A través de 240 piezas repartidas por diez salas del museo, la exposición propone un recorrido por las creaciones de un diseñador formado en el clasicismo de las sastrerías de Savile Row y luego en la rompedora Saint Martins de principios de los noventa. Pero Belleza Salvaje, que es el nombre de la exposición, es también un viaje a las obsesiones de un artista atormentado. La naturaleza, el romanticismo, la violencia, el fetichismo, la vanguardia y la tradición, encarnada en los tartanes a través de los que McQueen quería rescatar el idealizado origen escocés de su humilde familia.
Mientras el público tomaba sus asientos en aquella despedida en la catedral de Saint Paul en 2011, un organista interpretaba Enigma, una pieza de la serie de variaciones musicales compuestas por Edward Elgar en 1899. Una música acertada teniendo en cuenta el misterio que, a pesar de la fascinación que despierta su trabajo, siempre ha rodeado a la figura de McQueen.
Cinco años después de su muerte, dos biografías, cuya edición coincide casi con la exposición del Victoria & Albert, vienen a arrojar algo de luz sobre el enigmático McQueen. Gods and kings, de Dana Thomas, explora los paralelismos entre McQueen y Galliano, sus auges y sus caídas, y cómo revolucionaron el burgués y adormecido mundo de la moda. Y en Blood beneath the skin, Andrew Wilson indaga, con ayuda de la familia y el círculo íntimo del diseñador, en las claves del éxito y el fracaso de McQueen, destacando los abusos sexuales que sufrió, cuando tenía nueve o diez años, por parte del que fuera marido de su hermana.
Ambos ofrecen un retrato lleno de ternura de un diseñador, dotado de una imaginación y un oficio fuera de lo común, que amasó una enorme fortuna que en sus últimos años dilapidaba, a razón de unos 700 euros al día, en sus adicciones a la cocaína, la metanfetamina y los calmantes.

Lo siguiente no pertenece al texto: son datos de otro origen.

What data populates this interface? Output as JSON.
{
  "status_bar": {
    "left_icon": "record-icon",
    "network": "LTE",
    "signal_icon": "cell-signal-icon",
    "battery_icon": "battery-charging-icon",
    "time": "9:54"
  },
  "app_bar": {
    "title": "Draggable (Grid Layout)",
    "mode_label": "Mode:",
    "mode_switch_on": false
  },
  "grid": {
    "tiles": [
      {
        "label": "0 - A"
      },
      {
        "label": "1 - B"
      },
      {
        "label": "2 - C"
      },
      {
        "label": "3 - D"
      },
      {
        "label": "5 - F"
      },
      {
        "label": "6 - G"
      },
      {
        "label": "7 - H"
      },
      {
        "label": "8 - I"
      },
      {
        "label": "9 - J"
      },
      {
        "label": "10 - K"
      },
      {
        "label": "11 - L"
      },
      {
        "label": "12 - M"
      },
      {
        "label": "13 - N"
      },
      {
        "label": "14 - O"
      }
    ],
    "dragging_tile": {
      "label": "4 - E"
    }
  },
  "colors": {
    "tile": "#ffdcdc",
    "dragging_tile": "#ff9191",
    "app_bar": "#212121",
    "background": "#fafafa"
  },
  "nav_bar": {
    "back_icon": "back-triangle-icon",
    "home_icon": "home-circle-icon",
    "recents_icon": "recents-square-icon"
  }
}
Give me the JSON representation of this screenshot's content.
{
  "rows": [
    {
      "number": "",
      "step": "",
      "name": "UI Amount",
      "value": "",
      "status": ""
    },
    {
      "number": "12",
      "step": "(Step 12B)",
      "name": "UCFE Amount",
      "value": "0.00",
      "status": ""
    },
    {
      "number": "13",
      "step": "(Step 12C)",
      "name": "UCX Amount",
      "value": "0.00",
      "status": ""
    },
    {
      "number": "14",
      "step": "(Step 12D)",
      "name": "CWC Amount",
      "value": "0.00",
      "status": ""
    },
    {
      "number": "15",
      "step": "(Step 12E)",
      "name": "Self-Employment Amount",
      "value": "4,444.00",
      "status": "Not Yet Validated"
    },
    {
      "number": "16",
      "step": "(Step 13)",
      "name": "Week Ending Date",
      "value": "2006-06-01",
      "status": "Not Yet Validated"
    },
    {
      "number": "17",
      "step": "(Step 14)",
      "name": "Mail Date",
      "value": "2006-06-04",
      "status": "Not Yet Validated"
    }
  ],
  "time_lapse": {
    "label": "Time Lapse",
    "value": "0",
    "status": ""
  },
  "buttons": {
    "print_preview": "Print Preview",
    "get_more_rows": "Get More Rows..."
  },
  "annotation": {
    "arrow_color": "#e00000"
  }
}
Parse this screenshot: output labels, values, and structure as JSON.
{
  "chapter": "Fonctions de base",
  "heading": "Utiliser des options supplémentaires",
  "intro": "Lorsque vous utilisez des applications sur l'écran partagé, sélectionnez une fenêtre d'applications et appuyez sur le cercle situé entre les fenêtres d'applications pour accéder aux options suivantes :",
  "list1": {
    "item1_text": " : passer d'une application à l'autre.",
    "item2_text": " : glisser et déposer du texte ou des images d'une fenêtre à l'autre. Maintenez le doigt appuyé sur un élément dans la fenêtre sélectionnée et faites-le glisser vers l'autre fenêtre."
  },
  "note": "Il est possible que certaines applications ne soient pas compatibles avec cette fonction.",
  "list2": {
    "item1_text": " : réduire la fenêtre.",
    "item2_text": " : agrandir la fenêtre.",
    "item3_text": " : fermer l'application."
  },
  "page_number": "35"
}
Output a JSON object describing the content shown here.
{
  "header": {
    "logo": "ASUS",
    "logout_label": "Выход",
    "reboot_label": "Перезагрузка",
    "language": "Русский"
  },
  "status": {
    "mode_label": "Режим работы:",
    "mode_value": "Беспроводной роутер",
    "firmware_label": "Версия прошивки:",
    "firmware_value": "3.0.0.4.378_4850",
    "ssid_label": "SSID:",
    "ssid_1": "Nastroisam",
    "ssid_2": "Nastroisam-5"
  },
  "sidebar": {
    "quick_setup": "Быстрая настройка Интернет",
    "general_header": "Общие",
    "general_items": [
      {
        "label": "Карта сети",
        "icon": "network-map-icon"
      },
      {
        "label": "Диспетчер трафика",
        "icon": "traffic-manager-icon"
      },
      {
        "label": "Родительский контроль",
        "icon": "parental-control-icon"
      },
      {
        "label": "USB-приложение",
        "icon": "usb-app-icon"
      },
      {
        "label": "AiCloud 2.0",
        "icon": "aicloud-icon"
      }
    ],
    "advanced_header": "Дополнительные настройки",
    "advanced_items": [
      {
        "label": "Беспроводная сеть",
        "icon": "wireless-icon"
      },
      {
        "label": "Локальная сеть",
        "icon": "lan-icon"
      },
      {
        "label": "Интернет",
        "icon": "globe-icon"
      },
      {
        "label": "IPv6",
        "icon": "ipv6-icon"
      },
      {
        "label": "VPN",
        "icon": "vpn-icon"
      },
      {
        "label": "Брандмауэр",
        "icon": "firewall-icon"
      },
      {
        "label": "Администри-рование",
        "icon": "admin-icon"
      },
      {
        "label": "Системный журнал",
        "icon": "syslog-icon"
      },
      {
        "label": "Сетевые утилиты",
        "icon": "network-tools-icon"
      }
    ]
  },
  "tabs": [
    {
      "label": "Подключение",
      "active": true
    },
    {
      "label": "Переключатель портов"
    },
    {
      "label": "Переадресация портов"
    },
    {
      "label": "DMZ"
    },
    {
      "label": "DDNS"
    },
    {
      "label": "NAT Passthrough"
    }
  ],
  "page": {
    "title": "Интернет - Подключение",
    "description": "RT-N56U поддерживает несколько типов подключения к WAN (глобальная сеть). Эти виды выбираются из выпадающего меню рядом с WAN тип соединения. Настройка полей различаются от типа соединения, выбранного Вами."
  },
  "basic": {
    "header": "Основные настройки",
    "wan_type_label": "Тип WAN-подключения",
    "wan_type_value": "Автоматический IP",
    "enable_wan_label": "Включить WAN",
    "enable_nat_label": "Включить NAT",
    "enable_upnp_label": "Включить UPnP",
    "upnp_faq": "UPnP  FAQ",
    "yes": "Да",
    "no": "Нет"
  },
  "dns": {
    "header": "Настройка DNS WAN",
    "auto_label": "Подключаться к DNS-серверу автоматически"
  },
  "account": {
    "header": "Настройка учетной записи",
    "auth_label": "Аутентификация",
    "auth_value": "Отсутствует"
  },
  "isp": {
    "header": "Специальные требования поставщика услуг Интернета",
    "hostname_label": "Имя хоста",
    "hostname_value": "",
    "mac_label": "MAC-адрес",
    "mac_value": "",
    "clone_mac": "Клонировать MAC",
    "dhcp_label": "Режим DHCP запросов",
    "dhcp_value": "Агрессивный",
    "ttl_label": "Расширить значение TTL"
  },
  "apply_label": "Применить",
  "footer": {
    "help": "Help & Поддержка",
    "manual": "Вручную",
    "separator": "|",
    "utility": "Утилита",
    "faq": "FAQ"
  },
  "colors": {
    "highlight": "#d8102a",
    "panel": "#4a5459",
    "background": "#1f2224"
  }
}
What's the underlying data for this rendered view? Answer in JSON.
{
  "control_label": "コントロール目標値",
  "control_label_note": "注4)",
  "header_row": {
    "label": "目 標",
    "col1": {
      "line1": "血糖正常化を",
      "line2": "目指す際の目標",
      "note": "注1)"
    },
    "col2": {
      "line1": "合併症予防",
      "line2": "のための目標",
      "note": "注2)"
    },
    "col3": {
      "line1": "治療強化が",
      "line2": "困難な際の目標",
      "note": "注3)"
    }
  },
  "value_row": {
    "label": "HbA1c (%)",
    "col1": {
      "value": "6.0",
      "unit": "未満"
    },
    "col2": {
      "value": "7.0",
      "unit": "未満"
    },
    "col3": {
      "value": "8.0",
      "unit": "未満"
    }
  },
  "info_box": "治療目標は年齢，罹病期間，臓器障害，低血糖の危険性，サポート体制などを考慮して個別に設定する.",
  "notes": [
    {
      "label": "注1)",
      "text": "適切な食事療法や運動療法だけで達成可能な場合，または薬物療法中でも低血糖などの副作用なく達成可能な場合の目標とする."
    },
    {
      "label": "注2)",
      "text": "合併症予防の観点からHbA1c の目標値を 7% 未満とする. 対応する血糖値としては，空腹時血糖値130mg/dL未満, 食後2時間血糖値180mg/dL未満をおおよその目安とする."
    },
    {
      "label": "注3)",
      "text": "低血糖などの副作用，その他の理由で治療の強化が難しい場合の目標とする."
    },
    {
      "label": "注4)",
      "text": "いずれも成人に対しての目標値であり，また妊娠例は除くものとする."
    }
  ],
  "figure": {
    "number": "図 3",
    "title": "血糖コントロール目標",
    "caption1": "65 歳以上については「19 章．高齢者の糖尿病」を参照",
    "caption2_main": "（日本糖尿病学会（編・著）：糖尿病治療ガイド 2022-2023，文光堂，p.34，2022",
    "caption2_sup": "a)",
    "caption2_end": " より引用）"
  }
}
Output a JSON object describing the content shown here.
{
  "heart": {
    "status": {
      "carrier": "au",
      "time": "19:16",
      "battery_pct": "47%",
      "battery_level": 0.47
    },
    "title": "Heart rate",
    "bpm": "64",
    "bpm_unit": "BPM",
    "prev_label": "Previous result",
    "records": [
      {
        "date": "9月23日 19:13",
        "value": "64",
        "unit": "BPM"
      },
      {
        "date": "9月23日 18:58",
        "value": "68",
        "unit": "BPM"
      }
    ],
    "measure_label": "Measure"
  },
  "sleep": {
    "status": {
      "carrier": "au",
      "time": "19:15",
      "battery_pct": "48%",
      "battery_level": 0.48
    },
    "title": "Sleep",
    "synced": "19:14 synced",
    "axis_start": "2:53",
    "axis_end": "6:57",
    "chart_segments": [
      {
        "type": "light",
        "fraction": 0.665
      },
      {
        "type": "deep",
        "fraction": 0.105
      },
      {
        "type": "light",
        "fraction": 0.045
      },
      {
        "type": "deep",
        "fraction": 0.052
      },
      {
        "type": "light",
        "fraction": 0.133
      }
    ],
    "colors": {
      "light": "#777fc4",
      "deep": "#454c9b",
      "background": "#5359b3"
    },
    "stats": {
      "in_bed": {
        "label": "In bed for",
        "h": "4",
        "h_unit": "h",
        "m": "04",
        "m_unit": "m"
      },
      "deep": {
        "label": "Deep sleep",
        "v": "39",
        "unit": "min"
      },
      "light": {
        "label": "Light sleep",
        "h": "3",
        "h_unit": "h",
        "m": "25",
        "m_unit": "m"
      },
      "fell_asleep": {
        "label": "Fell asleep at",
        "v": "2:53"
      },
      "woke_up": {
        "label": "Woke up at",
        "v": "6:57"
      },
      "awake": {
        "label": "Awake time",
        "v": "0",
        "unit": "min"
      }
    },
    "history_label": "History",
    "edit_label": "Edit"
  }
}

“El amor no mira con los ojos, sino con la mente”. La cita de Sueño de una noche de verano, de Shakespeare, que McQueen llevaba tatuada en su brazo derecho, habla de la capacidad del amor, guiado por lo subjetivo y no por lo objetivo, de transformar lo feo en bello. Y eso, según Andrew Bolton, comisario de Belleza Salvaje, es clave para entender el trabajo de McQueen. Un trabajo al que, desde ayer, rinde homenaje la ciudad que fue su musa. Y en un museo que, como recordaba esta mañana su director, Martin Roth, era uno de sus rincones predilectos de la ciudad. “Es el tipo de sitio”, recuerda Roth que le dijo el diseñador, “en el que me gustaría quedarme encerrado por la noche”.